Facile Synthesis of SiO(2)@C Nanoparticles Anchored on MWNT as High-Performance Anode Materials for Li-ion Batteries

Carbon-coated silica nanoparticles anchored on multi-walled carbon nanotubes (SiO(2)@C/MWNT composite) were synthesized via a simple and facile sol-gel method followed by heat treatment. Scanning and transmission electron microscopy (SEM and TEM) studies confirmed densely anchoring the carbon-coated SiO(2) nanoparticles onto a flexible MWNT conductive network, which facilitated fast electron and lithium-ion transport and improved structural stability of the composite. As prepared, ternary composite anode showed superior cyclability and rate capability compared to a carbon-coated silica counterpart without MWNT (SiO(2)@C).

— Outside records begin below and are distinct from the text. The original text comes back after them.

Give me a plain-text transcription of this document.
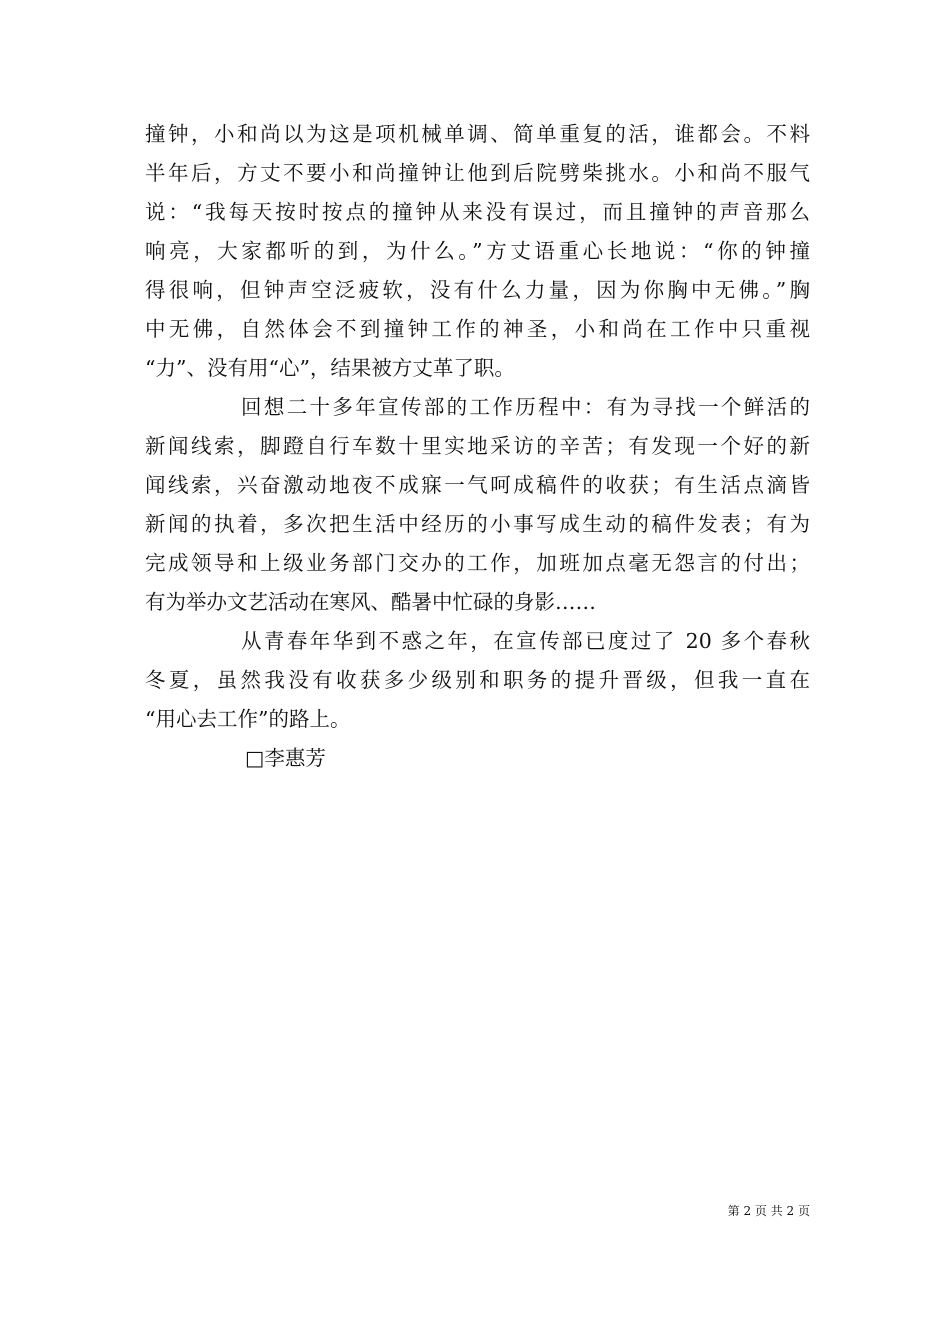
撞钟，小和尚以为这是项机械单调、简单重复的活，谁都会。不料
半年后，方丈不要小和尚撞钟让他到后院劈柴挑水。小和尚不服气
说：“我每天按时按点的撞钟从来没有误过，而且撞钟的声音那么
响亮，大家都听的到，为什么。”方丈语重心长地说：“你的钟撞
得很响，但钟声空泛疲软，没有什么力量，因为你胸中无佛。”胸
中无佛，自然体会不到撞钟工作的神圣，小和尚在工作中只重视
“力”、没有用“心”，结果被方丈革了职。
回想二十多年宣传部的工作历程中：有为寻找一个鲜活的
新闻线索，脚蹬自行车数十里实地采访的辛苦；有发现一个好的新
闻线索，兴奋激动地夜不成寐一气呵成稿件的收获；有生活点滴皆
新闻的执着，多次把生活中经历的小事写成生动的稿件发表；有为
完成领导和上级业务部门交办的工作，加班加点毫无怨言的付出；
有为举办文艺活动在寒风、酷暑中忙碌的身影……
从青春年华到不惑之年，在宣传部已度过了 20 多个春秋
冬夏，虽然我没有收获多少级别和职务的提升晋级，但我一直在
“用心去工作”的路上。
□李惠芳
第 2 页 共 2 页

The SiO(2)@C/MWNT composite exhibited a high reversible discharge capacity of 744 mAh g(−1) at the second discharge cycle conducted at a current density of 100 mA g(−1) as well as an excellent rate capability, delivering a capacity of 475 mAh g(−1) even at 1000 mA g(−1). This enhanced electrochemical performance of SiO(2)@C/MWNT ternary composite anode was associated with its unique core-shell and networking structure and a strong mutual synergistic effect among the individual components.